If this is true, what then of Russia and China as Security Council powers? And why would Third World countries participate? Cunliffe’s response to these objections is to point to a plurality of motives and constraints for the non-Western states. Based on extensive interviews with participants and diplomats from the countries involved, he suggests many of the states take part because they seek a greater profile, military experience, and diplomatic advantage within the international states system, rather than for financial gain. The motives are political, rather than monetary. But he points out that they seek this advantage within the international order as it is – and therefore accept its maintenance to the benefit of the great powers of that order. On his reading, then, the Russian and Chinese participation via the Security Council, and especially the increasing agreement within that council since the fall of the USSR, is a sign of their continuing pacification by the United States in particular, and also a sign of their own (sub-)imperialist ambitions. (Contrast this to Mao’s description of the UN as “the imperialists’ international police division” (196).) What is essential for Cunliffe is that the United Nations in this way gives ideological and political legitimacy to interventions all over the globe that would otherwise not be accepted, or at least be seen for what they are: enforcing a liberal and imperialist view of world order on ‘trouble spots’.
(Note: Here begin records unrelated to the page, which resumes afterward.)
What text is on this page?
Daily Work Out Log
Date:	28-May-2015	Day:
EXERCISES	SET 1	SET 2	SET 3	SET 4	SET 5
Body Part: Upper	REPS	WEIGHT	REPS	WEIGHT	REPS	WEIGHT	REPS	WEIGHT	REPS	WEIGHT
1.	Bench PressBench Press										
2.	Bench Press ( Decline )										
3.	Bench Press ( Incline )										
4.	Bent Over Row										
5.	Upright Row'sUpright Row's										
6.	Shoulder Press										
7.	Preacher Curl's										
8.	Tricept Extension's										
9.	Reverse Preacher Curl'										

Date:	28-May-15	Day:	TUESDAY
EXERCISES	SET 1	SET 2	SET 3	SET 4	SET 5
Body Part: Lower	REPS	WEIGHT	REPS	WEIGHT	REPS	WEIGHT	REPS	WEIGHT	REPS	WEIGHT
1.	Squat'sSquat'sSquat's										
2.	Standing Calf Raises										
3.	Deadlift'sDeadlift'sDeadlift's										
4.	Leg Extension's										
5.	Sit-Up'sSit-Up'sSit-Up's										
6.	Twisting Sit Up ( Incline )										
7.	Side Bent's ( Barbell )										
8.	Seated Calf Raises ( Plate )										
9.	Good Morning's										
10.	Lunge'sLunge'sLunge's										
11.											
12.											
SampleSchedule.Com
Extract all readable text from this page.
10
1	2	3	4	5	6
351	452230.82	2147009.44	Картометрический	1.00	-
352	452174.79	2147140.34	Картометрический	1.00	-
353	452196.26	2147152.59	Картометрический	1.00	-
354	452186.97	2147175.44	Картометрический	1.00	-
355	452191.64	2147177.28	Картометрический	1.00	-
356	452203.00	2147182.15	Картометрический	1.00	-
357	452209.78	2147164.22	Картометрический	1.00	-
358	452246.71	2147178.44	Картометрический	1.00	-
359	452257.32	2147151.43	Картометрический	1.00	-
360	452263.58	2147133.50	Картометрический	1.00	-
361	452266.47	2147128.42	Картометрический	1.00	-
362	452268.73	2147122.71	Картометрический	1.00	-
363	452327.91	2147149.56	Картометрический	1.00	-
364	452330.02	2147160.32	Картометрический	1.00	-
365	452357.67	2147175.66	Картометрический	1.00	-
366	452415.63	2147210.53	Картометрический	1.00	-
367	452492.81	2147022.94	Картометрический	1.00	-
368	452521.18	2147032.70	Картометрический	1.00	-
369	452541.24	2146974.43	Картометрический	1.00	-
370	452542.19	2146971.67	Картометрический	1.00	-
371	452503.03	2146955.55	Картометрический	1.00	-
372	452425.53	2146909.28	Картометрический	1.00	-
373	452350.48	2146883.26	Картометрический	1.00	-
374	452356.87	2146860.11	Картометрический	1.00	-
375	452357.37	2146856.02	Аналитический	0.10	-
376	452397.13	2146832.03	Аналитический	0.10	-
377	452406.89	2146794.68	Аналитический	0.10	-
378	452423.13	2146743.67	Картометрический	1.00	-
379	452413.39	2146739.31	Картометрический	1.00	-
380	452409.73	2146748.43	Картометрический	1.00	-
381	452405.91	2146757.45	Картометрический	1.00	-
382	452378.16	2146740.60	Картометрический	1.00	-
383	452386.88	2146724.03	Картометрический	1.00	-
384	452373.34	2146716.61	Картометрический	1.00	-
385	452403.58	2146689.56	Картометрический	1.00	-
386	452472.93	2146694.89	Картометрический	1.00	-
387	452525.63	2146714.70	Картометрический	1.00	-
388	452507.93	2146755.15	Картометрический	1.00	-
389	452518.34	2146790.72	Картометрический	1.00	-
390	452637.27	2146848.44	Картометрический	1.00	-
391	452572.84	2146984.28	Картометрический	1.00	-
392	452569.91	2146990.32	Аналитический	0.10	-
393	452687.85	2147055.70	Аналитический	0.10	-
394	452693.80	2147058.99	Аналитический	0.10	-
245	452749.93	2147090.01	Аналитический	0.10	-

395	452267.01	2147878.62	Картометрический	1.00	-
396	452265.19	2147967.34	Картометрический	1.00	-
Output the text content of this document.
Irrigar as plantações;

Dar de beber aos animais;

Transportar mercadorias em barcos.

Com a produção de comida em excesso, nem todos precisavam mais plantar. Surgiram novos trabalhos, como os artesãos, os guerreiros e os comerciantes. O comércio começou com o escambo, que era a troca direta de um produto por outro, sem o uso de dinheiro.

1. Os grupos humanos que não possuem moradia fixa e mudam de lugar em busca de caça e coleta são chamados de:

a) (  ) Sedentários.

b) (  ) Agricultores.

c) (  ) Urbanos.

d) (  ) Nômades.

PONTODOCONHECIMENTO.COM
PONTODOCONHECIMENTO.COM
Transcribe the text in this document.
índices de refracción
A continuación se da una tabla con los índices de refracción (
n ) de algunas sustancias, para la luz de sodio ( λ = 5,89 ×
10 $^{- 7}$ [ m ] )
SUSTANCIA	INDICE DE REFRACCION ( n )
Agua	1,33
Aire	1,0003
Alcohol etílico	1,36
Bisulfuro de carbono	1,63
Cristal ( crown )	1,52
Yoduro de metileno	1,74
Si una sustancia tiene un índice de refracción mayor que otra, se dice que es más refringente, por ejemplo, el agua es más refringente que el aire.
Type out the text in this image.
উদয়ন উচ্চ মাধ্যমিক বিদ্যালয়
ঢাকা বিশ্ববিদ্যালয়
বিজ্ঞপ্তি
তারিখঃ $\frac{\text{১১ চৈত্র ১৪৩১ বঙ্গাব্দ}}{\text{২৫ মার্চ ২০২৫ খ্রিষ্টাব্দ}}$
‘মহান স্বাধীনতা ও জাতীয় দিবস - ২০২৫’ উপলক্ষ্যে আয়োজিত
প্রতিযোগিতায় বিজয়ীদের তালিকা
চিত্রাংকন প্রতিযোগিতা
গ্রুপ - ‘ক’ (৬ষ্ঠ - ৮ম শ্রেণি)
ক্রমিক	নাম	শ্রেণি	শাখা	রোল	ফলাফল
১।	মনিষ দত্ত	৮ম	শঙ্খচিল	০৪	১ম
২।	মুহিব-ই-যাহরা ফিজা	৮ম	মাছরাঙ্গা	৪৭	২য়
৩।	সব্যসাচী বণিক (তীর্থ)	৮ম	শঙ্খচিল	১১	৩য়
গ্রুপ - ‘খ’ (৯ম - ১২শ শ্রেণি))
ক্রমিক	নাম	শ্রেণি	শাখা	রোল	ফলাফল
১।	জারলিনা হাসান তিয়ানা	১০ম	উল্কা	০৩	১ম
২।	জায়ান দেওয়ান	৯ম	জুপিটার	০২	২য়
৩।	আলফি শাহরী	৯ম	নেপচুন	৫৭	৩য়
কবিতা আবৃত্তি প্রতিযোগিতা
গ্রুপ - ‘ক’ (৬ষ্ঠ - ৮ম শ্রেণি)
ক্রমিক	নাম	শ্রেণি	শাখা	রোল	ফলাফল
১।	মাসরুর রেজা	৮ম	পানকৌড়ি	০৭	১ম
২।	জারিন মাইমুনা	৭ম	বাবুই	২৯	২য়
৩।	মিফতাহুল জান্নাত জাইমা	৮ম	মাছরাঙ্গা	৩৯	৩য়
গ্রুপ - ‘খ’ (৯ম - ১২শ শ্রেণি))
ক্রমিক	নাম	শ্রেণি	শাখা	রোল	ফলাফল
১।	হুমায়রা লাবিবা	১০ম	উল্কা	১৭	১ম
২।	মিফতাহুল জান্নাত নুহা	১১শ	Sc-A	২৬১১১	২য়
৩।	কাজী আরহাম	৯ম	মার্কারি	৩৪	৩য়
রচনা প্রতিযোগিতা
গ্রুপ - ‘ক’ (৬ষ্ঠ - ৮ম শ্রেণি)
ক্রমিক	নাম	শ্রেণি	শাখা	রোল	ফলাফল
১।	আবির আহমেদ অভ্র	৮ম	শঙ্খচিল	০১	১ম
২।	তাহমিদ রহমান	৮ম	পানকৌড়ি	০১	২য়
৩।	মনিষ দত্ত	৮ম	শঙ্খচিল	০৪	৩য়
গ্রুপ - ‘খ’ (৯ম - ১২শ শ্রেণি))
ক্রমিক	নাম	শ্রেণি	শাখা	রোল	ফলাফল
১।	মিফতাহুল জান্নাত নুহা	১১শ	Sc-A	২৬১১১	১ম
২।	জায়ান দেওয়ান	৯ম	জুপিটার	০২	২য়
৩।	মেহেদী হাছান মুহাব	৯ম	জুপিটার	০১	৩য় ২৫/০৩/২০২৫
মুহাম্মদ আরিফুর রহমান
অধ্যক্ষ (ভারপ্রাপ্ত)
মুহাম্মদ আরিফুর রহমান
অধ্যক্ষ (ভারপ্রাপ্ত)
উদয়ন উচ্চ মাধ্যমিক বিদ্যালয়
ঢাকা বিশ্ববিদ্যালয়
Sadly there is no space to give a proper treatment of the sober, detailed, and thorough argumentation and evidence presented in Legions of Peace, but its interweaving of political polemic, interpretation of data, discussion of IR theory, and historical contextualisation is impressive. As a description of the mechanism of UN interventionism today, it is very persuasive. If the argument has a weakness, it is in the discussion of the ideological side of UN peacekeeping and the UN as an institution. For Cunliffe’s argument to hold, the Third World states involved must to some extent at least labour under a persistent delusion in their participation in UN processes that it is beneficial to them instead of uniting against this imperialist legitimation mechanism. He suggests that the UN’s modern form is a response to the great anti-colonial movements of the postwar period, an attempt to trap these in a web of imperialist delegation. But were all the efforts of the Non-Aligned Movement, of UNCTAD developmentalism, and so forth then simply deluded? Is this not underestimating their view that a transformation in the UN could be achieved, where a genuine internationalism could be opposed to the false? More importantly, perhaps, in his discussion of imperialism he does not mention at all one important argument in liberal interventionism: namely, the absence of political autonomy in the states in which intervention is to take place. To the liberal imperialist UN structure, Cunliffe several times simply opposes “political autonomy and self-determination” (261). But a supporter of international institutions could readily object: where are these to be found in the first place? Was the Rwandan genocide a sign of political autonomy? Did the peoples of Iraq, who desired but failed to overthrow Saddam Hussein, have self-determination? It seems to me that while these objections are by no means insurmountable – and Cunliffe has written about them elsewhere – doing so would require a more subtle state theory. Such a theory would see the state forms of the developing nations as determined by their domestic social and political inequalities, not just, or even primarily, by their international relations. Otherwise, this type of anti-imperialist perspective is vulnerable to the weakness, common on the left, that it becomes an uncritical endorsement of ‘local’ dictators and exploiters over comprador ones.

That said, this book makes for a major contribution in the burgeoning critical literature on liberal imperialism and interventions. Cunliffe gives much food for thought to those on the left who have hope that the UN can become a vehicle for a genuine internationalism.